Here, the runs execution time:
We can see the runs are scheduled at freq of 5 min. But, why does it append seconds and milliseconds to time? This is impacting my sensors later. Note that the behaviour runs fine when catchup=True.
Upvotes: 0
Views: 1207
Reputation: 21
I did some permutations. Seems that the execution_time is correctly coming when I specify cron, instead of timedelta function. So, my DAG now is
dag = DAG(
'child',
max_active_runs=1,
description='A sample pipeline run',
start_date=days_ago(0),
catchup=False,
schedule_interval='*/5 * * * *'
)
Hope it will help someone. I have also raised a bug for this: Can be tracked at : https://github.com/apache/airflow/issues/11758
Upvotes: 1
Reputation: 2956
Regarding execution_date
you should have a look on scheduler documentation. It is the begin of the period, but get's triggered at the end of the period (start_date).
The scheduler won’t trigger your tasks until the period it covers has ended e.g., A job with schedule_interval set as @daily runs after the day has ended. This technique makes sure that whatever data is required for that period is fully available before the dag is executed.

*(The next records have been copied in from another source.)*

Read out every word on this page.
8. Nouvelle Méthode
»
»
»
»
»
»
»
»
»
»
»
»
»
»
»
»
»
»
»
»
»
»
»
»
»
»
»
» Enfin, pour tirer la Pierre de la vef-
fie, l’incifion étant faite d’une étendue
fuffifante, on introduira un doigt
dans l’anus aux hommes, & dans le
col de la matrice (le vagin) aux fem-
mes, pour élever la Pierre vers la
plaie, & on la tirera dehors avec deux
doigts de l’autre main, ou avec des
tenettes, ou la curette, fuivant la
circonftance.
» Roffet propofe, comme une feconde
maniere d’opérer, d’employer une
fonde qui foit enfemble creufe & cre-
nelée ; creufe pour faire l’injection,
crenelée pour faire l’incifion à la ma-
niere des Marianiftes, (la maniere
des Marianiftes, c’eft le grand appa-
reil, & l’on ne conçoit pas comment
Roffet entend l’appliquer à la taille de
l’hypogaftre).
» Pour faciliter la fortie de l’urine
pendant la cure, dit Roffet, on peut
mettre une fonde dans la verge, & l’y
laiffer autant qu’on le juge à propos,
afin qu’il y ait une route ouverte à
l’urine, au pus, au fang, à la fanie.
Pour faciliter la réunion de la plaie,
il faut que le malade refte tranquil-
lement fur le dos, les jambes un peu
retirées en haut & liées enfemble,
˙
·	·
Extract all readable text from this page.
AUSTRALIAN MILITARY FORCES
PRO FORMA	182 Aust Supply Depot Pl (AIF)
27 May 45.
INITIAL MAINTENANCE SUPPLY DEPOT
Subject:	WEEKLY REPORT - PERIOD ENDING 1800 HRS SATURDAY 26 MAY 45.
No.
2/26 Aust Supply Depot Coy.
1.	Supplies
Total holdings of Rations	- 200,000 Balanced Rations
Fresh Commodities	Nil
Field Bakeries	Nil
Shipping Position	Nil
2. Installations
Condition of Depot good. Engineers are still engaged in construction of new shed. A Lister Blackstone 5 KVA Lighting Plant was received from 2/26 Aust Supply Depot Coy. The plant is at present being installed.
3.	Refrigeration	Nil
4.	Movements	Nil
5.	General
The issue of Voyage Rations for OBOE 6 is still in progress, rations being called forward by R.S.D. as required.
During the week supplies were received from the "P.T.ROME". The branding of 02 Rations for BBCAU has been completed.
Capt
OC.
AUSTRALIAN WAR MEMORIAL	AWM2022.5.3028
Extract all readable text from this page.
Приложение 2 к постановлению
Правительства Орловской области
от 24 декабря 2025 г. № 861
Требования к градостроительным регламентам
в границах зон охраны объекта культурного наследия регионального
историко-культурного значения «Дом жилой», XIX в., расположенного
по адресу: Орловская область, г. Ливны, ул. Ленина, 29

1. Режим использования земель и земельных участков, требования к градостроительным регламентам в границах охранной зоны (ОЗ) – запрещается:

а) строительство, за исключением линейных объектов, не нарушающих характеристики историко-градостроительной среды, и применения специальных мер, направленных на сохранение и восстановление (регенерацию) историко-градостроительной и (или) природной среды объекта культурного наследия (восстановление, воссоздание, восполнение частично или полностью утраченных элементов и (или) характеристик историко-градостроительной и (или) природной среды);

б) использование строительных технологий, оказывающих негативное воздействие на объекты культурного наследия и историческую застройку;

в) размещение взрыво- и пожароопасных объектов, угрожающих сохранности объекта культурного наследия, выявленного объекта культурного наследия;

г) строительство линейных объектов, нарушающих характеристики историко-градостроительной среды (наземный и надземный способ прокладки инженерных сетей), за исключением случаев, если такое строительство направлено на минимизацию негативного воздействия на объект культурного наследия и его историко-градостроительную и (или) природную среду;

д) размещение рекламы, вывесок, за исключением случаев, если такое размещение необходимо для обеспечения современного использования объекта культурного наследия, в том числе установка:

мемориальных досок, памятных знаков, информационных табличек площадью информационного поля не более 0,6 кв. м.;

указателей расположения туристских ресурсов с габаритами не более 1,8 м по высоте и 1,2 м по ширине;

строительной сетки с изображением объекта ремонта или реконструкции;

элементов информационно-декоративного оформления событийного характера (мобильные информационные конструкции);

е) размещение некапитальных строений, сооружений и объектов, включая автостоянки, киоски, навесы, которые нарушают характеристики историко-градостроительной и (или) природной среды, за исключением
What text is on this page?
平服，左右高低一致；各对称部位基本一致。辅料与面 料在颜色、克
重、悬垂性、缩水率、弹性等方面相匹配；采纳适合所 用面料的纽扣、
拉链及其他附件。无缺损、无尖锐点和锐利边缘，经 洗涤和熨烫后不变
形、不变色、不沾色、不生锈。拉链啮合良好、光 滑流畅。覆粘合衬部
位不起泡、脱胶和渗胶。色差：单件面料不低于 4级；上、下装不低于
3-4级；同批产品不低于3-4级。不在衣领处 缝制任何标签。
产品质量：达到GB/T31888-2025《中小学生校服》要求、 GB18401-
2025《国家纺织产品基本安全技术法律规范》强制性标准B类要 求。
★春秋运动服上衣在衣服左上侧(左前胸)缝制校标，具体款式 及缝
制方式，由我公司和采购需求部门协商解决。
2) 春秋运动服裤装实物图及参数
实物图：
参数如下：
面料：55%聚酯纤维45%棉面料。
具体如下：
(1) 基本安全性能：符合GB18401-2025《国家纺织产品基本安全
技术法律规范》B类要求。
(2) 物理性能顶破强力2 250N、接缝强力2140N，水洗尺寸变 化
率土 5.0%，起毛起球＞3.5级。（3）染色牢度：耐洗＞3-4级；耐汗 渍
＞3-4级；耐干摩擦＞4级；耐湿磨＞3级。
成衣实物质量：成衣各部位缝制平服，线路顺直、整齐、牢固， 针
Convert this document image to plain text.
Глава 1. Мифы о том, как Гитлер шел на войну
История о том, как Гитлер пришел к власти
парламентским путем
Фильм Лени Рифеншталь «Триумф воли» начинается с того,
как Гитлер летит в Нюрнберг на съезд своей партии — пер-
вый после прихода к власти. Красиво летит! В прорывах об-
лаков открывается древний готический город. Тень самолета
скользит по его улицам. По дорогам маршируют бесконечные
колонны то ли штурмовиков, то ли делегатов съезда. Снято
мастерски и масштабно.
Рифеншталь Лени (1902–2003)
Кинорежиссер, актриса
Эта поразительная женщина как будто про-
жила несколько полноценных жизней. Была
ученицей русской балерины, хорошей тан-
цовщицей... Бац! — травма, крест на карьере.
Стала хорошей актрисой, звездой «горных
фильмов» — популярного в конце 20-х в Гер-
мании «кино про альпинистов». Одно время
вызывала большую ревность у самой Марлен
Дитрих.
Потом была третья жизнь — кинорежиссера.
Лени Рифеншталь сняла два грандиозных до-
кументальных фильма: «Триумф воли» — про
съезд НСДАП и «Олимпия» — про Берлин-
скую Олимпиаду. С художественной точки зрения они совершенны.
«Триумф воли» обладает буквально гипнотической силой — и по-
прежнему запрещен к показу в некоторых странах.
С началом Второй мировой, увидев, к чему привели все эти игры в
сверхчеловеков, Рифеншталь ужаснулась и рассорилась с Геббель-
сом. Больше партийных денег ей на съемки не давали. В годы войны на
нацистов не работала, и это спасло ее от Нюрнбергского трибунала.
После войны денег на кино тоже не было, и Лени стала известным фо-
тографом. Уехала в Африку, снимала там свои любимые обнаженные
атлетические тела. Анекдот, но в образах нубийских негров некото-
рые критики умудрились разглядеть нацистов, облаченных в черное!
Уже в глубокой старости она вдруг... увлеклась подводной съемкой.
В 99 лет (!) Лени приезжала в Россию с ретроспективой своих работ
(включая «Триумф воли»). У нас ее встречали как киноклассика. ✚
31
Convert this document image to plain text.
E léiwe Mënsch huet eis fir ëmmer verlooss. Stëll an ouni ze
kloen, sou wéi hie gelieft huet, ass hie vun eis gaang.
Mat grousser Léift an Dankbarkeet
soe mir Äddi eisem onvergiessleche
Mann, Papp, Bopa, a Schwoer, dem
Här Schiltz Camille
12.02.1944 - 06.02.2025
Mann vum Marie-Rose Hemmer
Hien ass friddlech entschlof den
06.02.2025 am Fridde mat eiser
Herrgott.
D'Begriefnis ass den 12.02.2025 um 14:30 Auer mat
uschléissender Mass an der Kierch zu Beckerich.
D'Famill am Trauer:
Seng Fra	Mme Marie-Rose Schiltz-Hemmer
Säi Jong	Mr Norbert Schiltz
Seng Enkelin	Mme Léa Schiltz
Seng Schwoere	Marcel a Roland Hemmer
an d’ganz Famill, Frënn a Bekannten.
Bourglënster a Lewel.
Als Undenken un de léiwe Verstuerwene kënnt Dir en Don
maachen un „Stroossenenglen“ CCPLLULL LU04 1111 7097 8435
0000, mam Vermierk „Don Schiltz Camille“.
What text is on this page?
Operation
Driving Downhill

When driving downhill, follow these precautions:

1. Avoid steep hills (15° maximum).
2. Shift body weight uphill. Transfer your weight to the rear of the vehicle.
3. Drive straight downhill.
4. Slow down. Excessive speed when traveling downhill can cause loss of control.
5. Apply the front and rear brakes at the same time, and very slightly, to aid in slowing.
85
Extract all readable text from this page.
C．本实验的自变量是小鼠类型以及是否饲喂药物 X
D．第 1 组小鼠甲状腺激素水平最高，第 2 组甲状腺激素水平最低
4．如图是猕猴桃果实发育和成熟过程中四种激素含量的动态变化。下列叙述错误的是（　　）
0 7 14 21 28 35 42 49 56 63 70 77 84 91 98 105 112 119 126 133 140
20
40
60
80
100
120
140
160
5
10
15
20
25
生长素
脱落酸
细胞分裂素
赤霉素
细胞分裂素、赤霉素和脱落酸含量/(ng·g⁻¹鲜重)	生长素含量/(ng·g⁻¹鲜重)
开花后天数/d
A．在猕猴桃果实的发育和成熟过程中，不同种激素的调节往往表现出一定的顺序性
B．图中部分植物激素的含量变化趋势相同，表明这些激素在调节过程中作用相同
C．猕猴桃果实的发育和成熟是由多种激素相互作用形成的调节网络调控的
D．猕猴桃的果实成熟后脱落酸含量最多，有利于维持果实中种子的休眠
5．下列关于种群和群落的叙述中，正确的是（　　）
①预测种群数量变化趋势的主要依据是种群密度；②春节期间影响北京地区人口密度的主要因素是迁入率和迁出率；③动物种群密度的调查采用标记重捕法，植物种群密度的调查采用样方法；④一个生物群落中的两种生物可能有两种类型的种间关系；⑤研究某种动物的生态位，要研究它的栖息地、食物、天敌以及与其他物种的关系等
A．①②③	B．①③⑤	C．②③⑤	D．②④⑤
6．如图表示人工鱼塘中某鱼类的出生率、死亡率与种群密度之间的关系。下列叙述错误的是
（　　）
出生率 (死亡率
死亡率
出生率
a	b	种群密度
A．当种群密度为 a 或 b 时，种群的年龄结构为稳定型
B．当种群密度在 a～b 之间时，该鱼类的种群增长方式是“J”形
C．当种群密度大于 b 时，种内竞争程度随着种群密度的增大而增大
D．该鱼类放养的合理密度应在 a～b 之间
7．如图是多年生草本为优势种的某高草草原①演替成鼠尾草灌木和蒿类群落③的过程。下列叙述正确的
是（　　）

In the UI, it appears as if Airflow is running your tasks a day late
Note If you run a DAG on a schedule_interval of one day, the run with execution_date 2019-11-21 triggers soon after 2019-11-21T23:59. Let’s Repeat That, the scheduler runs your job one schedule_interval AFTER the start date, at the END of the period.
Also the article Scheduling Tasks in Airflow might be worth a read.
You also should avoid setting the start_date
to a relative value - this can lead to unexpected behaviour as this value is newly interpreted everytime the DAG file is parsed.
There is a long description within the Airflow FAQ:
We recommend against using dynamic values as start_date, especially datetime.now() as it can be quite confusing. The task is triggered once the period closes, and in theory an @hourly DAG would never get to an hour after now as now() moves along.
Upvotes: 0